Perhaps the problem is not whether true love exists in literature and cinema. It does. There are genuine love stories. The issue is that what we call “true” is often tied to intensity, sacrifice, or symbolic permanence, not necessarily to practical stability. Contemporary definitions of true love frequently demand constant harmony, emotional balance, and absence of conflict — promises literature has never made.
When Emerald Fennell insists that Wuthering Heights is a love story, she is defending a specific definition of love.

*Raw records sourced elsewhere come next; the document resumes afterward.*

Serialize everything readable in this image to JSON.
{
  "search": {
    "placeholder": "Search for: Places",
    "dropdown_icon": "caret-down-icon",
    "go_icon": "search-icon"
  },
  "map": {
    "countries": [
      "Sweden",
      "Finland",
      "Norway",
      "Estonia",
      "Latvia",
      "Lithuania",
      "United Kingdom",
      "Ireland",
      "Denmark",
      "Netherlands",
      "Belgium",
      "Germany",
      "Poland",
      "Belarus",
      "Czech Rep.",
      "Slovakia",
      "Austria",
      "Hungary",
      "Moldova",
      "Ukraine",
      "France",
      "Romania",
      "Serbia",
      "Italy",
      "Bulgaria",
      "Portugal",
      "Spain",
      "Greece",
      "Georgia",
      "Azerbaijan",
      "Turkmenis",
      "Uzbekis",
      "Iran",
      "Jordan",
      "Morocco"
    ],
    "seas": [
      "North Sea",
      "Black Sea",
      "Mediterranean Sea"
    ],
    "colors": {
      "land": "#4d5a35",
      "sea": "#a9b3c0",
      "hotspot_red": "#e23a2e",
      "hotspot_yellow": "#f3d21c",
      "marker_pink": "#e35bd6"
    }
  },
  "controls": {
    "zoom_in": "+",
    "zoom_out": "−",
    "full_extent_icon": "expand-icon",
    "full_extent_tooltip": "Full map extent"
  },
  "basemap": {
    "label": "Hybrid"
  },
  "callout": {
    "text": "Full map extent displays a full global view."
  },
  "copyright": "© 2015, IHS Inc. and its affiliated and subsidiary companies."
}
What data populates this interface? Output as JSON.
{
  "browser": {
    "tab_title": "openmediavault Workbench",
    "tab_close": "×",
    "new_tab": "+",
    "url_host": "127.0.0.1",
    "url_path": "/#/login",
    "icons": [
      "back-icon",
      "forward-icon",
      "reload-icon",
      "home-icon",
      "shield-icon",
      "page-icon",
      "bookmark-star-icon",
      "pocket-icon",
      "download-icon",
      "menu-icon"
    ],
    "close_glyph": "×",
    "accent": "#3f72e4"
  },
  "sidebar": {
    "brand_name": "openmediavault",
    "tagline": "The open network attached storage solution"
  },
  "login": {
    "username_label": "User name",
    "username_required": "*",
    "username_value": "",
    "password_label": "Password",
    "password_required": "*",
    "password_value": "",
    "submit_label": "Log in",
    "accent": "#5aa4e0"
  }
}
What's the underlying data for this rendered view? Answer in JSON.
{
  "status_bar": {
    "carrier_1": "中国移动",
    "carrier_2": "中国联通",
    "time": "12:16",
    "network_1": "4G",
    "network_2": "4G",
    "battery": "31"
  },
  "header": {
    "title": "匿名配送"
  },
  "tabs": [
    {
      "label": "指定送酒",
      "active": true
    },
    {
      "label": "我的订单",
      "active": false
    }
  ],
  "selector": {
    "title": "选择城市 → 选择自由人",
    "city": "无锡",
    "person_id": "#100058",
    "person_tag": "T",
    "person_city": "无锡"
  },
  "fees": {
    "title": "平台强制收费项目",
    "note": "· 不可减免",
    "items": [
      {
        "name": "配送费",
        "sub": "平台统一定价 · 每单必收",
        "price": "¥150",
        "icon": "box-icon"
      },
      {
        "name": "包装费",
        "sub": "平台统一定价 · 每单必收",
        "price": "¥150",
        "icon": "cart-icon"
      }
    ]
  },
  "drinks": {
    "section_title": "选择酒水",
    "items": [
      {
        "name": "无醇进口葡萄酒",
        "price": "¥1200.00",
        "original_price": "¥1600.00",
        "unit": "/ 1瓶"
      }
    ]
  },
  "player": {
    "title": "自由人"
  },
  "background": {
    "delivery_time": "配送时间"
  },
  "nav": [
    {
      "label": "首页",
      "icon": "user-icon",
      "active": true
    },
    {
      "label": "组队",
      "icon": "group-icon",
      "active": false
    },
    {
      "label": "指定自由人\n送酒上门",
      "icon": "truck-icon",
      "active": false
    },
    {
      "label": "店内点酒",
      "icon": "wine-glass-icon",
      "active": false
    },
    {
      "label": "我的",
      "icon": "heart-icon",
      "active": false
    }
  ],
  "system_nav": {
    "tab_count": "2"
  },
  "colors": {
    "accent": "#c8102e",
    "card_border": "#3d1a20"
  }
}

When others reject that interpretation — as I consistently do — they are defending another. Neither position is neutral. Both reveal expectations, fears, and personal boundaries. In an age of binary judgments, defining love has become an ideological act.
Perhaps the central question is not whether something is “true” love. Perhaps it is: what kind of love are we willing to recognize as such? In a culture that tries to turn feelings into objective categories, love remains profoundly subjective. It escapes algorithms, labels, and closed definitions.
And perhaps that is its most honest nature. Love cannot be fully contained within any metric. It will always be larger than the verdict we try to impose upon it.